Fundamentally, making that sort of switch only makes sense for designing a new product, which you will need to sell. If you have customers using your existing software, you may very well *drive them away* just by suggesting that you’ve moved to a new system- they’ll find another software package that works like the one you previously provided and supported. Only technical sycophants are wowed and awed when you say “it uses the latest and greatest technology” because everybody else recognizes that for the marketing garbage that it is. A Piece of software being written in WPF doesn’t magically make it a “better product” than a similar program written against Windows Forms, and it sure as hell doesn’t mean that the WPF program wins any points for simply being newer. If a product doesn’t meet a need that another product does, it doesn’t matter if the former is made out of cyborg amazo quantum computing library deluxe edition- because they don’t need that.
A significant issue with switching is that there is a huge cost involved, and in the long run there tends to be very little benefit. Switching to WPF, for example, for a project that contains decades of effort, is not an undertaking that can be done over a weekend. it requires a significant amount of effort, and all of that effort is being put towards something that simply isn’t going to provide any revenue for years. And when it does- it will be providing the exact same amount of revenue as the current product. meanwhile, that current product no longer receives enhancements and stagnates, and all your customers move to something else, because those other companies have continued to improve their product while you were screwing around with IValueConverter implementations.
And then, when you’re done- you’re just in time to move the product to some new whizbang UI Framework that all the Microsoft sychophants swear is the second coming of Christ in framework form.

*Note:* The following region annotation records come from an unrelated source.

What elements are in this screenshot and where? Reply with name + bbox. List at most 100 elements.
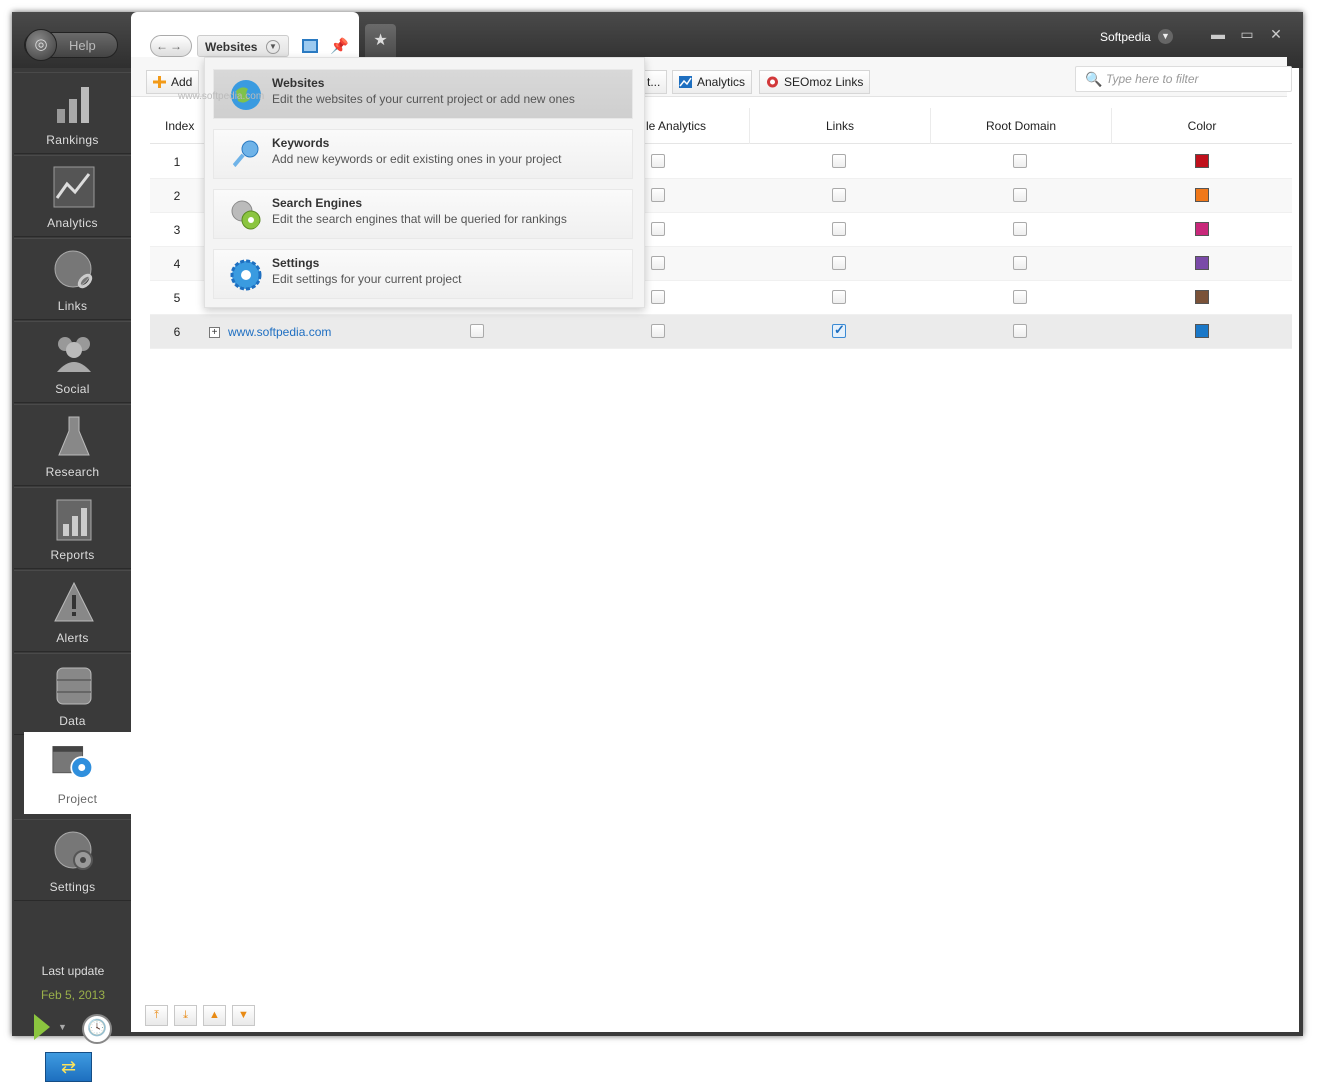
row-index: 6 (173, 325, 181, 339)
website-link[interactable]: www.softpedia.com (228, 325, 331, 339)
sidebar-label: Reports (50, 548, 95, 562)
user-menu-label[interactable]: Softpedia (1100, 30, 1151, 44)
add-plus-icon (153, 76, 166, 88)
menu-item-websites[interactable]: Websites Edit the websites of your curre… (213, 69, 633, 119)
chevron-down-icon[interactable]: ▼ (58, 1022, 67, 1032)
analytics-icon (679, 76, 692, 88)
sidebar-item-alerts[interactable]: Alerts (14, 570, 131, 652)
move-up-button[interactable]: ▲ (203, 1005, 226, 1026)
root-domain-checkbox[interactable] (1013, 154, 1027, 168)
move-bottom-button[interactable]: ⤓ (174, 1005, 197, 1026)
analytics-checkbox[interactable] (651, 222, 665, 236)
analytics-checkbox[interactable] (651, 256, 665, 270)
analytics-checkbox[interactable] (651, 188, 665, 202)
truncated-label: t... (647, 75, 661, 89)
help-button[interactable]: ◎ Help (24, 29, 118, 61)
root-domain-checkbox[interactable] (1013, 256, 1027, 270)
move-top-button[interactable]: ⤒ (145, 1005, 168, 1026)
root-domain-checkbox[interactable] (1013, 188, 1027, 202)
table-row[interactable]: 6 + www.softpedia.com (150, 315, 1292, 349)
analytics-checkbox[interactable] (651, 324, 665, 338)
project-gear-icon (52, 746, 94, 779)
sidebar-label: Links (57, 299, 88, 313)
analytics-checkbox[interactable] (651, 290, 665, 304)
menu-item-description: Edit the search engines that will be que… (272, 212, 567, 226)
move-up-icon: ▲ (209, 1009, 220, 1021)
breadcrumb-websites[interactable]: Websites ▼ (197, 35, 289, 57)
sync-arrows-icon[interactable]: ⇄ (45, 1052, 92, 1082)
sidebar-item-analytics[interactable]: Analytics (14, 155, 131, 237)
links-checkbox[interactable] (832, 188, 846, 202)
color-swatch[interactable] (1195, 256, 1209, 270)
pin-icon[interactable]: 📌 (330, 37, 349, 55)
sidebar: Rankings Analytics Links Social Research… (12, 68, 131, 1082)
back-arrow-icon[interactable]: ← (156, 39, 170, 53)
project-dropdown-menu: Websites Edit the websites of your curre… (204, 57, 645, 308)
chevron-down-icon[interactable]: ▼ (1158, 29, 1173, 44)
sidebar-item-settings[interactable]: Settings (14, 819, 131, 901)
color-swatch[interactable] (1195, 188, 1209, 202)
sidebar-label: Rankings (46, 133, 99, 147)
analytics-chart-icon (53, 166, 95, 208)
analytics-checkbox[interactable] (651, 154, 665, 168)
play-icon[interactable] (34, 1014, 50, 1040)
color-swatch[interactable] (1195, 324, 1209, 338)
column-header-links[interactable]: Links (750, 108, 931, 144)
menu-item-settings[interactable]: Settings Edit settings for your current … (213, 249, 633, 299)
film-icon[interactable] (302, 39, 318, 53)
forward-arrow-icon[interactable]: → (170, 39, 184, 53)
maximize-button[interactable]: ▭ (1237, 26, 1257, 43)
star-icon: ★ (373, 32, 388, 49)
sidebar-item-links[interactable]: Links (14, 238, 131, 320)
sidebar-label: Project (57, 792, 98, 806)
move-top-icon: ⤒ (154, 1009, 159, 1021)
settings-globe-gear-icon (54, 831, 93, 870)
sidebar-label: Alerts (56, 631, 89, 645)
color-swatch[interactable] (1195, 222, 1209, 236)
favorites-tab[interactable]: ★ (365, 24, 396, 58)
links-checkbox[interactable] (832, 290, 846, 304)
links-checkbox[interactable] (832, 256, 846, 270)
sidebar-item-social[interactable]: Social (14, 321, 131, 403)
links-checkbox[interactable] (832, 222, 846, 236)
sidebar-item-reports[interactable]: Reports (14, 487, 131, 569)
seomoz-links-button[interactable]: SEOmoz Links (759, 70, 871, 94)
watermark-text: www.softpedia.com (178, 91, 265, 102)
reports-document-icon (56, 499, 92, 541)
minimize-button[interactable]: ▬ (1208, 26, 1228, 42)
analytics-button[interactable]: Analytics (672, 70, 753, 94)
links-globe-chain-icon (54, 250, 93, 289)
analytics-label: Analytics (697, 75, 746, 89)
menu-item-keywords[interactable]: Keywords Add new keywords or edit existi… (213, 129, 633, 179)
column-header-root-domain[interactable]: Root Domain (931, 108, 1112, 144)
move-down-button[interactable]: ▼ (232, 1005, 255, 1026)
last-update-date: Feb 5, 2013 (40, 988, 106, 1002)
color-swatch[interactable] (1195, 290, 1209, 304)
row-index: 1 (173, 155, 181, 169)
root-domain-checkbox[interactable] (1013, 290, 1027, 304)
column-header-index[interactable]: Index (150, 108, 210, 144)
search-icon: 🔍 (1085, 71, 1103, 87)
nav-back-forward[interactable]: ←→ (150, 35, 192, 57)
links-checkbox[interactable] (832, 322, 846, 338)
clock-icon[interactable]: 🕓 (82, 1014, 112, 1044)
filter-input[interactable] (1106, 71, 1286, 87)
alerts-warning-icon (54, 581, 94, 622)
menu-item-search-engines[interactable]: Search Engines Edit the search engines t… (213, 189, 633, 239)
sidebar-item-data[interactable]: Data (14, 653, 131, 735)
close-button[interactable]: ✕ (1266, 26, 1286, 43)
root-domain-checkbox[interactable] (1013, 324, 1027, 338)
website-checkbox[interactable] (470, 324, 484, 338)
social-people-icon (57, 337, 91, 372)
root-domain-checkbox[interactable] (1013, 222, 1027, 236)
column-header-color[interactable]: Color (1112, 108, 1292, 144)
move-bottom-icon: ⤓ (183, 1009, 188, 1021)
expand-plus-icon[interactable]: + (209, 327, 220, 338)
research-flask-icon (58, 416, 90, 456)
sidebar-item-rankings[interactable]: Rankings (14, 72, 131, 154)
filter-field[interactable]: 🔍 (1075, 66, 1292, 92)
sidebar-item-research[interactable]: Research (14, 404, 131, 486)
links-checkbox[interactable] (832, 154, 846, 168)
color-swatch[interactable] (1195, 154, 1209, 168)
sidebar-item-project[interactable]: Project (24, 732, 131, 814)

It’s actually somewhat interesting to consider that as time has gone forward, even the simplest applications have gotten more and more complicated, and then we get frameworks and other garbage to wrap around that complexity, but we never think about ways to actually reduce that complexity- instead we merely try to hide it behind more and more abstractions, so now you’re building software by stacking metaphors, not dealing with computer code or dealing with computer science concepts or algorithms. You’re stapling a few ready made components into a DataBinding, and maybe writing a bit of glue code to put it all together, and calling yourself a software developer while patting yourself on the back with some sort of weird chimney brush which has no place in this overextended simile.